Let’s say I have a SAS dataset with 40 million records and I need to load this to a ORACLE dimension table. Is there a way I can split this file of 40 million into say 20 million each and process them in parallel , so that load time to ORA dimension will be reduced? This is like how we use DBSLICE when reading from ORA or RDBMS systems , but while writing to ORA ,can we do some parallel processing in the same dimension load?
The fastest way to write large amount of data to Oracle is by using bulk-load. I assume that you already have looked into that. I don't whether this done in parallel in Oracle, maybe the indexes are created in parallel to table load. So from my point of view, this might be more of a Oracle DBA question. Maybe you want to look into to do parallel processing by loading different tables in parallel, in that way you will probably shorten the total run-time.
Thanks Linus for your inputs!

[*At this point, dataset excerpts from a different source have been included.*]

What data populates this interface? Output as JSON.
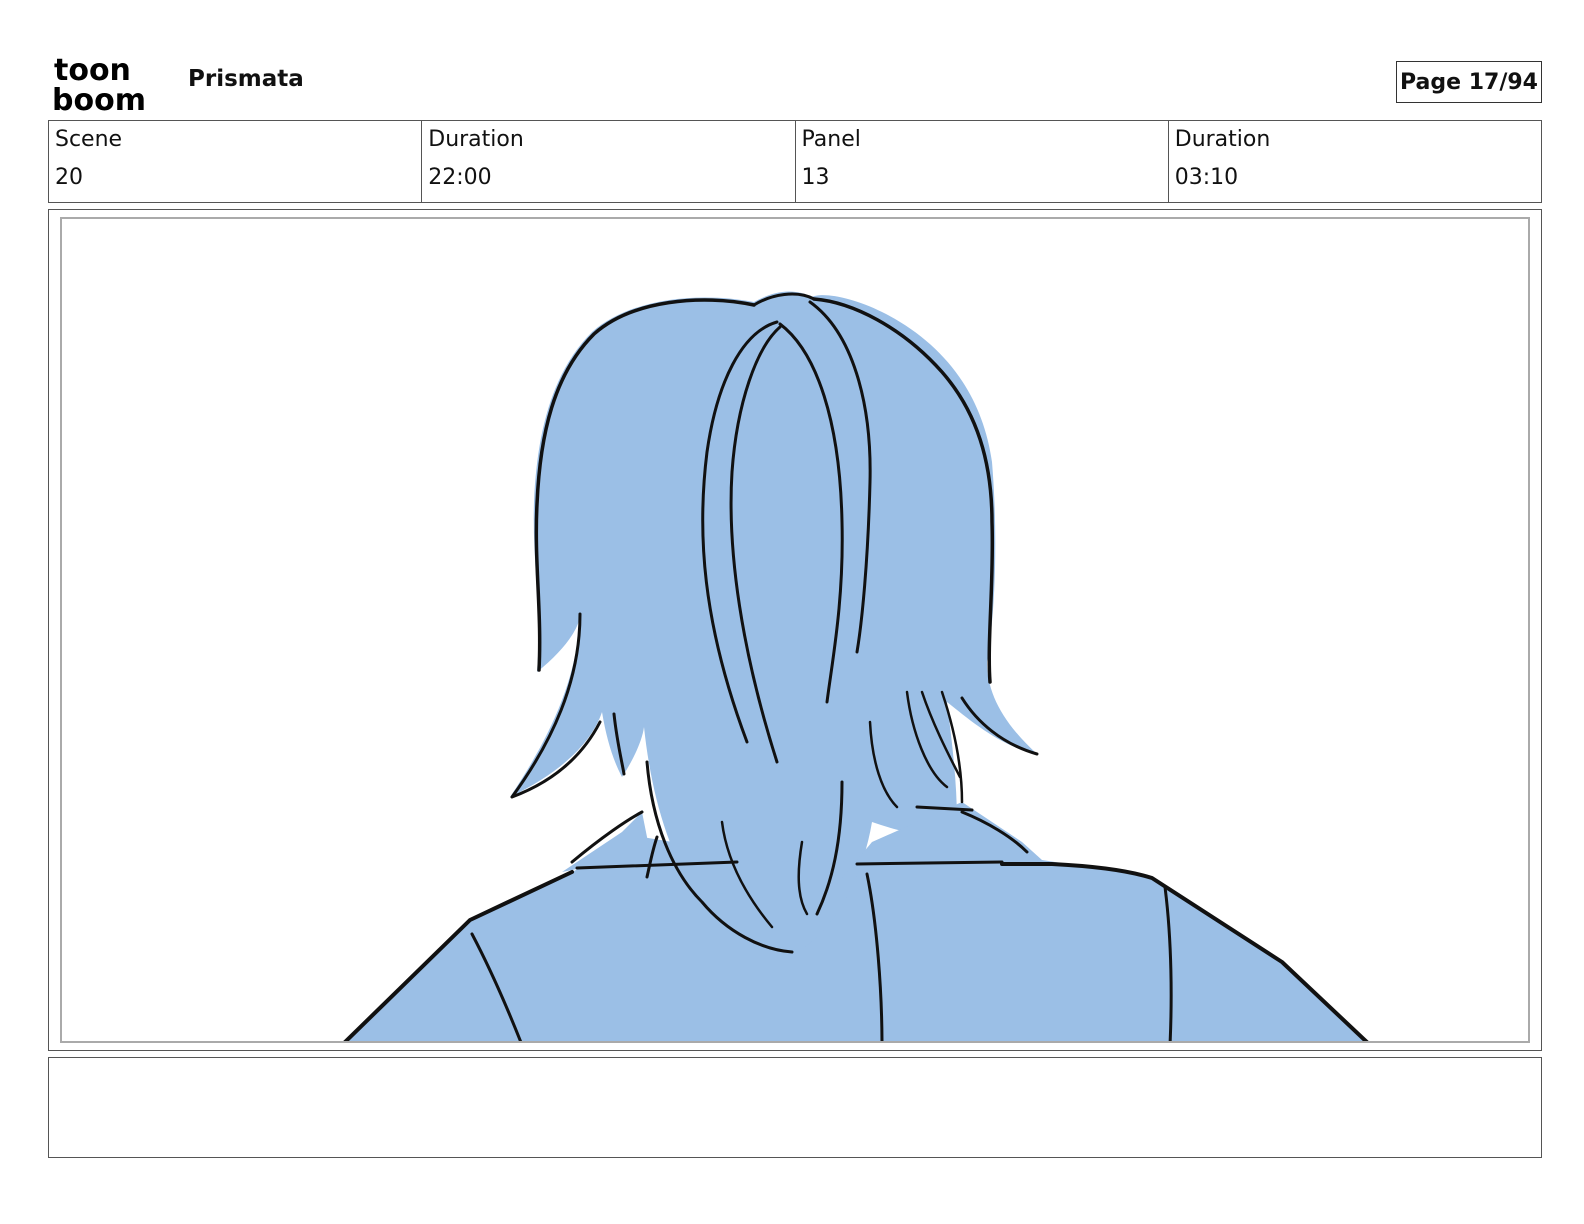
{
  "header": {
    "logo_line1": "toon",
    "logo_line2": "boom",
    "project_title": "Prismata",
    "page_counter": "Page 17/94"
  },
  "info": {
    "scene_label": "Scene",
    "scene_value": "20",
    "scene_duration_label": "Duration",
    "scene_duration_value": "22:00",
    "panel_label": "Panel",
    "panel_value": "13",
    "panel_duration_label": "Duration",
    "panel_duration_value": "03:10"
  },
  "drawing": {
    "fill_color": "#9bbfe6",
    "line_color": "#111111",
    "subject": "character-back-view"
  },
  "notes": {
    "text": ""
  }
}
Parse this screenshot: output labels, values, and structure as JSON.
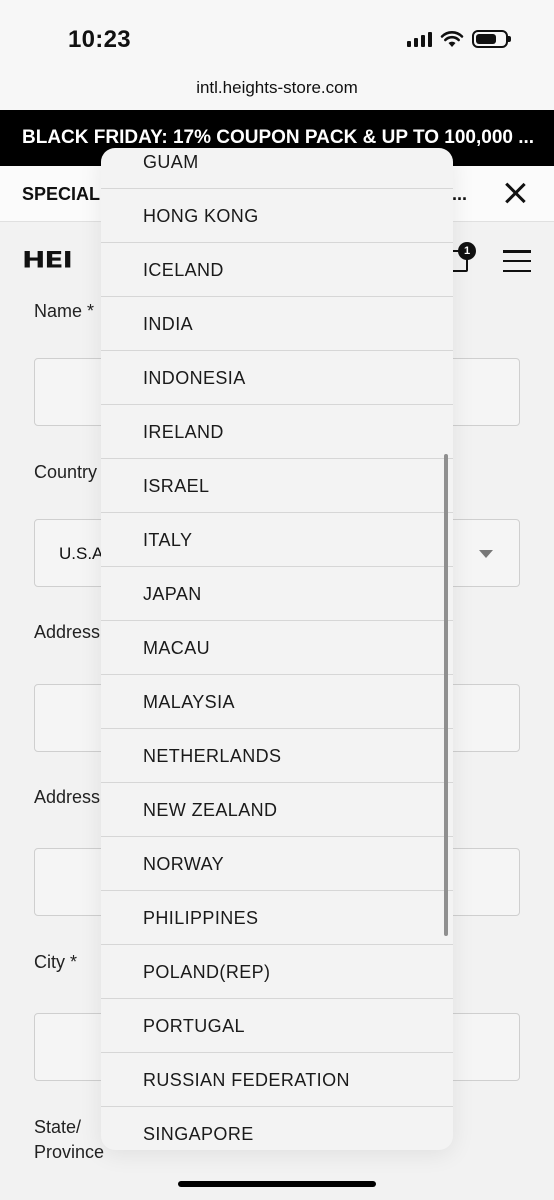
{
  "status": {
    "time": "10:23"
  },
  "url": "intl.heights-store.com",
  "promo_banner": "BLACK FRIDAY: 17% COUPON PACK & UP TO 100,000 ...",
  "special_bar": {
    "text": "SPECIAL",
    "ellipsis": "..."
  },
  "header": {
    "logo": "HEI",
    "cart_count": "1"
  },
  "form": {
    "name_label": "Name *",
    "country_label": "Country",
    "country_value": "U.S.A",
    "address1_label": "Address",
    "address2_label": "Address",
    "city_label": "City *",
    "state_label_line1": "State/",
    "state_label_line2": "Province"
  },
  "dropdown": {
    "items": [
      "GUAM",
      "HONG KONG",
      "ICELAND",
      "INDIA",
      "INDONESIA",
      "IRELAND",
      "ISRAEL",
      "ITALY",
      "JAPAN",
      "MACAU",
      "MALAYSIA",
      "NETHERLANDS",
      "NEW ZEALAND",
      "NORWAY",
      "PHILIPPINES",
      "POLAND(REP)",
      "PORTUGAL",
      "RUSSIAN FEDERATION",
      "SINGAPORE"
    ]
  },
  "icons": [
    "signal-icon",
    "wifi-icon",
    "battery-icon",
    "close-icon",
    "cart-icon",
    "menu-icon",
    "caret-down-icon"
  ]
}
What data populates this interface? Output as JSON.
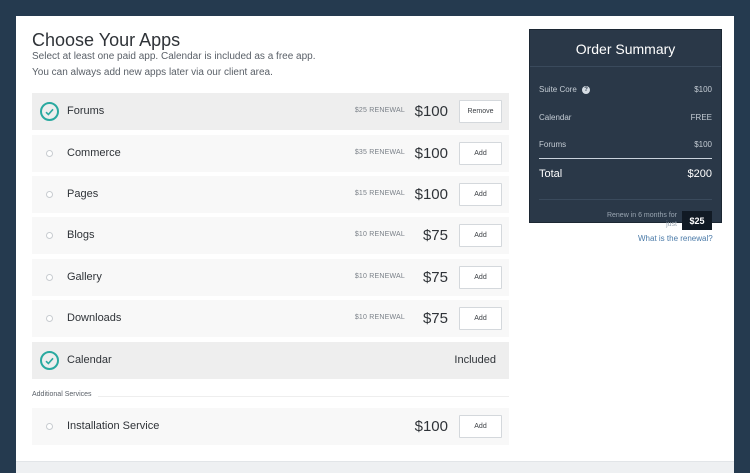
{
  "header": {
    "title": "Choose Your Apps",
    "subtitle_1": "Select at least one paid app. Calendar is included as a free app.",
    "subtitle_2": "You can always add new apps later via our client area."
  },
  "apps": [
    {
      "name": "Forums",
      "renewal": "$25 RENEWAL",
      "price": "$100",
      "button": "Remove",
      "selected": true
    },
    {
      "name": "Commerce",
      "renewal": "$35 RENEWAL",
      "price": "$100",
      "button": "Add",
      "selected": false
    },
    {
      "name": "Pages",
      "renewal": "$15 RENEWAL",
      "price": "$100",
      "button": "Add",
      "selected": false
    },
    {
      "name": "Blogs",
      "renewal": "$10 RENEWAL",
      "price": "$75",
      "button": "Add",
      "selected": false
    },
    {
      "name": "Gallery",
      "renewal": "$10 RENEWAL",
      "price": "$75",
      "button": "Add",
      "selected": false
    },
    {
      "name": "Downloads",
      "renewal": "$10 RENEWAL",
      "price": "$75",
      "button": "Add",
      "selected": false
    },
    {
      "name": "Calendar",
      "status": "Included",
      "selected": true
    }
  ],
  "additional": {
    "label": "Additional Services",
    "services": [
      {
        "name": "Installation Service",
        "price": "$100",
        "button": "Add"
      }
    ]
  },
  "summary": {
    "title": "Order Summary",
    "lines": [
      {
        "label": "Suite Core",
        "value": "$100",
        "help_icon": "question-circle-icon"
      },
      {
        "label": "Calendar",
        "value": "FREE"
      },
      {
        "label": "Forums",
        "value": "$100"
      }
    ],
    "total_label": "Total",
    "total_value": "$200",
    "renew_text": "Renew in 6 months for just",
    "renew_price": "$25",
    "renewal_link": "What is the renewal?"
  },
  "colors": {
    "page_background": "#253a4f",
    "accent_teal": "#2aa9a0",
    "summary_background": "#2a3848",
    "link": "#4a7aa8"
  }
}
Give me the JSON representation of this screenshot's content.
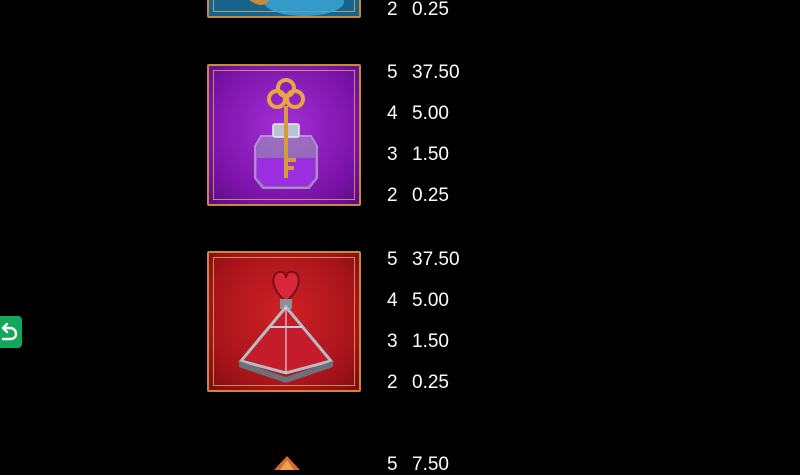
{
  "paytable": {
    "symbols": [
      {
        "name": "blue-symbol-partial",
        "background": "#1a6f9a",
        "rows": [
          {
            "count": "2",
            "payout": "0.25"
          }
        ]
      },
      {
        "name": "purple-club-potion",
        "background": "#8a1fb7",
        "rows": [
          {
            "count": "5",
            "payout": "37.50"
          },
          {
            "count": "4",
            "payout": "5.00"
          },
          {
            "count": "3",
            "payout": "1.50"
          },
          {
            "count": "2",
            "payout": "0.25"
          }
        ]
      },
      {
        "name": "red-heart-potion",
        "background": "#b3181a",
        "rows": [
          {
            "count": "5",
            "payout": "37.50"
          },
          {
            "count": "4",
            "payout": "5.00"
          },
          {
            "count": "3",
            "payout": "1.50"
          },
          {
            "count": "2",
            "payout": "0.25"
          }
        ]
      },
      {
        "name": "next-symbol-partial",
        "rows": [
          {
            "count": "5",
            "payout": "7.50"
          }
        ]
      }
    ]
  },
  "controls": {
    "back_icon": "undo-arrow-icon",
    "back_color": "#12a85a"
  },
  "colors": {
    "frame_gold": "#c9883c",
    "background": "#000000",
    "text": "#ffffff"
  }
}
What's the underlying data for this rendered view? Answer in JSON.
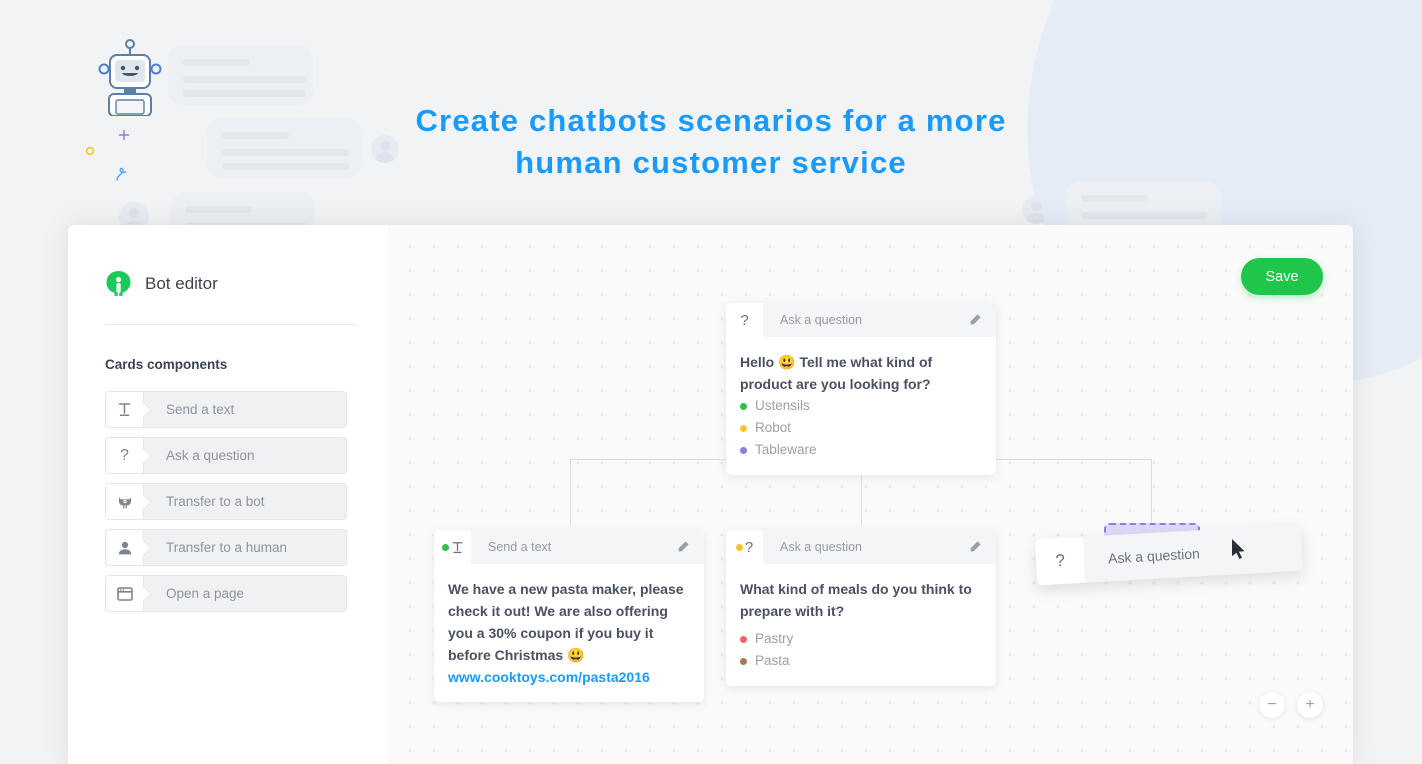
{
  "headline": {
    "line1": "Create chatbots scenarios for a more",
    "line2": "human customer service",
    "color": "#1a9bfc"
  },
  "sidebar": {
    "brand": "Bot editor",
    "logo_icon": "bot-logo-icon",
    "section_title": "Cards components",
    "components": [
      {
        "icon": "text-format-icon",
        "label": "Send a text"
      },
      {
        "icon": "question-mark-icon",
        "label": "Ask a question"
      },
      {
        "icon": "robot-icon",
        "label": "Transfer to a bot"
      },
      {
        "icon": "person-icon",
        "label": "Transfer to a human"
      },
      {
        "icon": "browser-window-icon",
        "label": "Open a page"
      }
    ]
  },
  "canvas": {
    "save_label": "Save",
    "save_color": "#20c649",
    "zoom_out_label": "−",
    "zoom_in_label": "+",
    "cards": [
      {
        "id": "root-question",
        "type_icon": "question-mark-icon",
        "header": "Ask a question",
        "edit_icon": "pencil-icon",
        "text": "Hello 😃 Tell me what kind of product are you looking for?",
        "options": [
          {
            "label": "Ustensils",
            "color": "#2fbf4f"
          },
          {
            "label": "Robot",
            "color": "#f7c52b"
          },
          {
            "label": "Tableware",
            "color": "#8b7ede"
          }
        ]
      },
      {
        "id": "send-text",
        "type_icon": "text-format-icon",
        "status_dot": "#2fbf4f",
        "header": "Send a text",
        "edit_icon": "pencil-icon",
        "text": "We have a new pasta maker, please check it out! We are also offering you a 30% coupon if you buy it before Christmas 😃",
        "link": "www.cooktoys.com/pasta2016",
        "options": []
      },
      {
        "id": "meals-question",
        "type_icon": "question-mark-icon",
        "status_dot": "#f7c52b",
        "header": "Ask a question",
        "edit_icon": "pencil-icon",
        "text": "What kind of meals do you think to prepare with it?",
        "options": [
          {
            "label": "Pastry",
            "color": "#f4616a"
          },
          {
            "label": "Pasta",
            "color": "#a97c50"
          }
        ]
      }
    ],
    "drag_card": {
      "type_icon": "question-mark-icon",
      "label": "Ask a question",
      "glyph": "?"
    },
    "drop_target_color": "#8b7ede",
    "cursor_icon": "mouse-pointer-icon"
  }
}
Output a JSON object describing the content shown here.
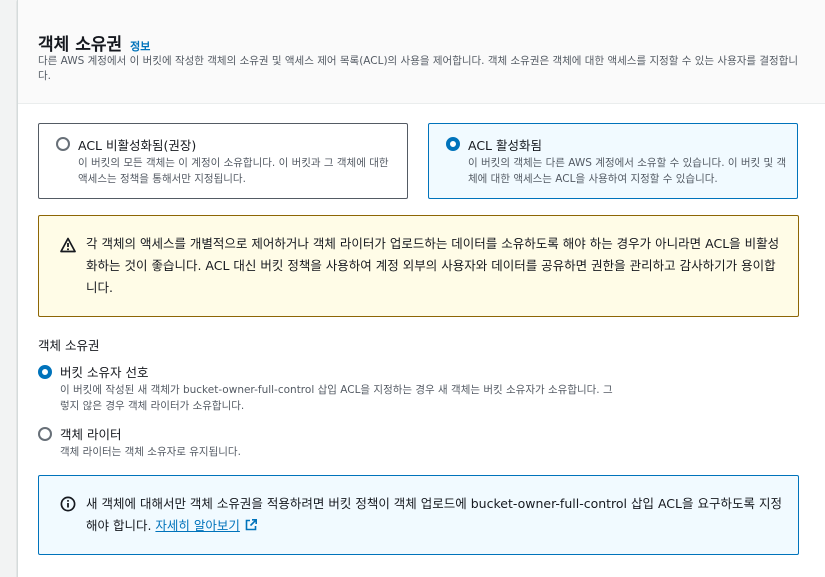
{
  "header": {
    "title": "객체 소유권",
    "info_link": "정보",
    "description": "다른 AWS 계정에서 이 버킷에 작성한 객체의 소유권 및 액세스 제어 목록(ACL)의 사용을 제어합니다. 객체 소유권은 객체에 대한 액세스를 지정할 수 있는 사용자를 결정합니다."
  },
  "acl_tiles": [
    {
      "label": "ACL 비활성화됨(권장)",
      "description": "이 버킷의 모든 객체는 이 계정이 소유합니다. 이 버킷과 그 객체에 대한 액세스는 정책을 통해서만 지정됩니다.",
      "selected": false
    },
    {
      "label": "ACL 활성화됨",
      "description": "이 버킷의 객체는 다른 AWS 계정에서 소유할 수 있습니다. 이 버킷 및 객체에 대한 액세스는 ACL을 사용하여 지정할 수 있습니다.",
      "selected": true
    }
  ],
  "warning": {
    "icon": "warning-icon",
    "text": "각 객체의 액세스를 개별적으로 제어하거나 객체 라이터가 업로드하는 데이터를 소유하도록 해야 하는 경우가 아니라면 ACL을 비활성화하는 것이 좋습니다. ACL 대신 버킷 정책을 사용하여 계정 외부의 사용자와 데이터를 공유하면 권한을 관리하고 감사하기가 용이합니다."
  },
  "ownership": {
    "label": "객체 소유권",
    "options": [
      {
        "label": "버킷 소유자 선호",
        "description": "이 버킷에 작성된 새 객체가 bucket-owner-full-control 삽입 ACL을 지정하는 경우 새 객체는 버킷 소유자가 소유합니다. 그렇지 않은 경우 객체 라이터가 소유합니다.",
        "selected": true
      },
      {
        "label": "객체 라이터",
        "description": "객체 라이터는 객체 소유자로 유지됩니다.",
        "selected": false
      }
    ]
  },
  "info": {
    "icon": "info-icon",
    "text": "새 객체에 대해서만 객체 소유권을 적용하려면 버킷 정책이 객체 업로드에 bucket-owner-full-control 삽입 ACL을 요구하도록 지정해야 합니다. ",
    "link": "자세히 알아보기"
  },
  "colors": {
    "accent": "#0073bb",
    "warning_border": "#8d6605",
    "warning_bg": "#fffce7",
    "info_bg": "#f1faff"
  }
}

This is really helpful!
I went through the document you mentioned.
Looks like parallel load is only possible in the case of bulk load.
Let me briefly explain the scenario I’m looking at.
I have a job in DI studio which is as follows –
SAS datasest (40 M records) --> SQL join transform ---> Tempobject --> Lookup transform ---> Tempobject ---> SQL join transform –> Tempobject ---> Table Loader(update/Insert Technique) --> ORA DIMENSION table
So this is ideally not a case of bulk insert. Do you know in such cases any parallel processing that can be done. By parallel processing I’m looking at splitting the 40 million source file into say 20 million each and then loading them in parallel to ORA.
I’m doubtful whether this is possible. Any thoughts?
One option is to load the data into a target SAS dataset and then use bulk load to ORACLE table. I’m trying to see if there are ways to avoid this as I do not want to keep a replica SAS dataset of the ORA table.
I guess that your 40'' records are potential updates/inserts. So the question is how many of them becomes updates/inserts in your load step in a typical load?
If a major part is inserts, I still think that bulk-load is an alternative for the inserts. Carefully go through the log to find out where the bottle necks of your load step are. There are many things going on in the table loader...